Regioselective synthesis of enones via a titanium-promoted coupling of unsymmetrical alkynes with Weinreb amides

A modular titanium-promoted coupling of unsymmetrical internal alkynes with Weinreb amides is described. The coupling reaction takes place at room temperature and affords E-trisubstituted enones in moderate to good yields with high levels of regioselectivity. The system shows moderate chemoselectivity.

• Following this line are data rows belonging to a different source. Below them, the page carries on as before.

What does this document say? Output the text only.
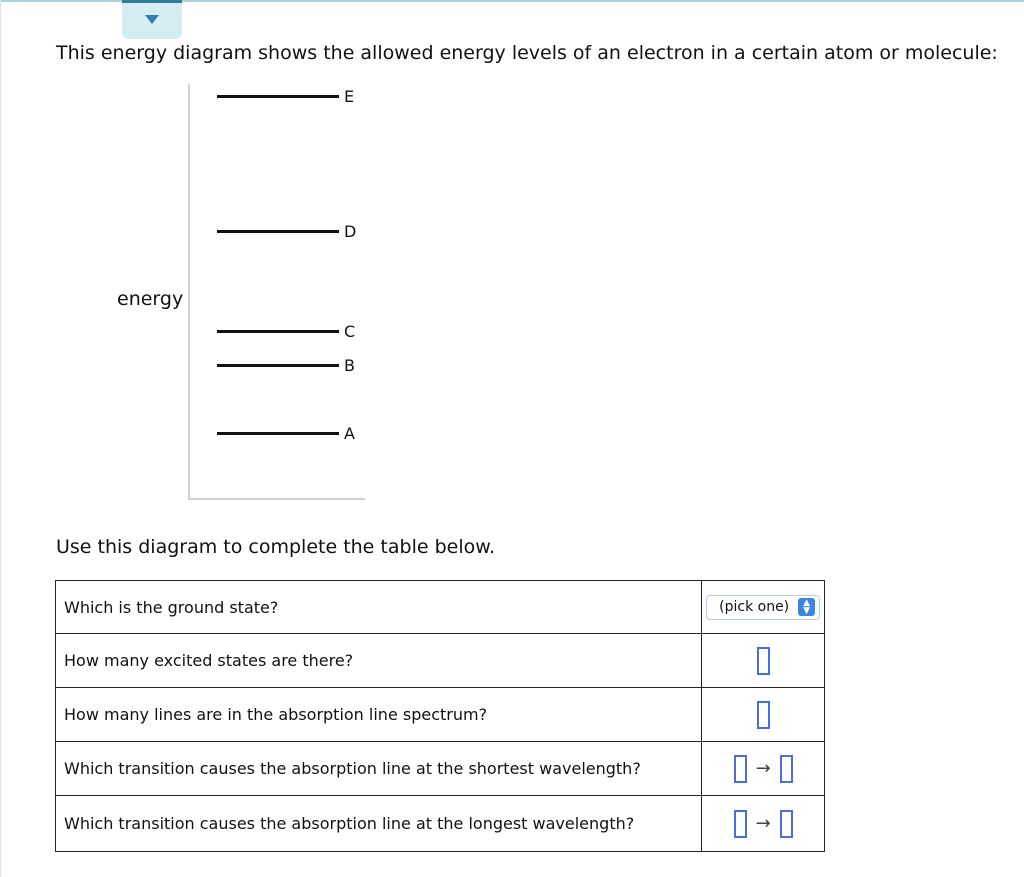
This energy diagram shows the allowed energy levels of an electron in a certain atom or molecule:
energy
E
D
C
B
A
Use this diagram to complete the table below.
Which is the ground state?	(pick one) ▲
▼

How many excited states are there?	
How many lines are in the absorption line spectrum?	
Which transition causes the absorption line at the shortest wavelength?	→
Which transition causes the absorption line at the longest wavelength?	→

Casein Kinase 1δ-dependent Wee1 Protein Degradation

Background: Wee1 is an essential gene in mammals that encodes the cell cycle and cancer associated protein Wee1 kinase. Results: Inhibition of CK1δ kinase increases the levels of Wee1 protein kinase. Conclusion: Casein kinase 1δ is required for Wee1 degradation in HeLa cells and mouse embryonic fibroblasts. Significance: This is a previously unappreciated role for CK1δ in controlling Wee1 degradation and cell cycle progression. Eukaryotic mitotic entry is controlled by Cdk1, which is activated by the Cdc25 phosphatase and inhibited by Wee1 tyrosine kinase, a target of the ubiquitin proteasome pathway. Here we use a reporter of Wee1 degradation, K328M-Wee1-luciferase, to screen a kinase-directed chemical library. Hit profiling identified CK1δ-dependent Wee1 degradation. Small-molecule CK1δ inhibitors specifically disrupted Wee1 destruction and arrested HeLa cell proliferation. Pharmacological inhibition, siRNA knockdown, or conditional deletion of CK1δ also reduced Wee1 turnover. Thus, these studies define a previously unappreciated role for CK1δ in controlling the cell cycle.